At the less expensive end, cable and ADSL broadband differ chiefly in their connection to your PC or LAN -- cable uses Ethernet, while ADSL is normally either USB or an internal PCI card. The very lowest cost option is wires-only ADSL, where you have to buy the modem and filters, the best value higher speed connection is the 1Mb service from UK cable companies. Wireless is the least common option, but works just as well; satellite broadband is more expensive and has much higher latencies than the others, and should only be considered as a last resort.

What backup should I consider for my broadband connection?

You can arrange for ISDN, dial-up or even another broadband system -- if you're lucky enough to live in an area served by more than one provider -- to take over your Internet connection if your main broadband connection fails. Under Windows 2000, NT or XP you can set up multiple gateways to the different services and allow the operating system's dead gateway detection to switch over on failure, or you can often configure your router to detect a dead connection and switch accordingly. Hot Standby Router Protocol, HSRP, as described in RFC2281, may be useful.

How do I share a broadband connection over the office LAN?

You can run Microsoft's Internet Connection Sharing (ICS) on the PC connected to the broadband line: that PC will then translate traffic to and from IP addresses of the other computers on the network. It won't do videoconferencing or intrusion logging, but is free -- and with Windows XP onwards, comes with a firewall. The downside is that this PC needs to be on permanently, and if it crashes the Internet goes away for everyone. The alternative is to use a router/hub that connects to the broadband connection and does address translation, firewalling and so on -- these are more reliable, much cheaper than and use far less electricity than a PC.

Can I run voice over IP over my broadband connection, or make telephone calls over the internet?

Yes, although the closer you want to make it integrate with the telephone system the more it costs.
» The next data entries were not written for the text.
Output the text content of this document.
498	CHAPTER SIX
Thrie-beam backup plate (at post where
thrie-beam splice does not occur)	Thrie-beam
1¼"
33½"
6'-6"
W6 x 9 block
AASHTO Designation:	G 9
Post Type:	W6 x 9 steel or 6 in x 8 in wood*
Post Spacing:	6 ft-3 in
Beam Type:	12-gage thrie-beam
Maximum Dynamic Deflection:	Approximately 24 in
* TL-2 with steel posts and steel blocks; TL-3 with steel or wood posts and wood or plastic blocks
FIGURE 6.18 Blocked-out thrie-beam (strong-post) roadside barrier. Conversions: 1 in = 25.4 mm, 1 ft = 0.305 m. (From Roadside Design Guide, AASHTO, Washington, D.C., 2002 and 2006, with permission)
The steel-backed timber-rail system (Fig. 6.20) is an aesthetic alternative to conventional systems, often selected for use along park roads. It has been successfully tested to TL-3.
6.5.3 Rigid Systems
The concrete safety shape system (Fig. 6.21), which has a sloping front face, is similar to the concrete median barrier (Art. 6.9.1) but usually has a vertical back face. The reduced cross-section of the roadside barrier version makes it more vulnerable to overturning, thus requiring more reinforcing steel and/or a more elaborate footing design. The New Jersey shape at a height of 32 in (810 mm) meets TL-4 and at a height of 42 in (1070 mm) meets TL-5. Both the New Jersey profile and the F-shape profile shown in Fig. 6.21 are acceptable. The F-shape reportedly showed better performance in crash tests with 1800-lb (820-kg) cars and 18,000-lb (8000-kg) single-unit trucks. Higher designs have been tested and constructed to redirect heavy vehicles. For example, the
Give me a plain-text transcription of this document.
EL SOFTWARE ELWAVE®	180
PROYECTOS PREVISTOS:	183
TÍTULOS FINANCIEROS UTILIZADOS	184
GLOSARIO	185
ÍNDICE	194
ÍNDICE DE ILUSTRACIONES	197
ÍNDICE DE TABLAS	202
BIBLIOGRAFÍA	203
Numerous instant messenger clients now include voice, such as Yahoo! IM, Microsoft Messenger and ICQ, and may be suitable if you're managing voice communications between offices. Alternatively, you can make calls through your broadband connection to a third party, such as Callserve (www.callserve.com), which can be cheaper for international calls but won't accept incoming calls. Companies like net2phone (www.net2phone.com) make telephone handsets that plug into your router and use your broadband connection to link through to their telephony servers.

My firewall keeps reporting port scans through my broadband connection. Am I under attack?

Probably not. Every teenager in the world plays with port scanning software at some point, and you're just as likely to be checked as anyone else. If one address consistently shows in the logs, you can traceroute the address (run tracert from the Windows command line) and complain to their ISP. However, some ISPs are now port scanning their own customers to check for open mail relays and other network-threatening vulnerabilities: port scanning per se is a fact of life.

How easy is it to run a virtual private network over a broadband connection?

If you have two offices on broadband and want them to share the same LAN, it's very possible to do this with a VPN. Windows has the necessary software, but your router/gateway to the broadband connection will have to either support VPN passthrough -- where the router just lets VPN traffic through -- or explicit VPN service, where the router itself manages the connection. This may be more appropriate where all PCs on one network need to access the other network; VPN passthrough is fine if you've got just one PC that needs such a connection.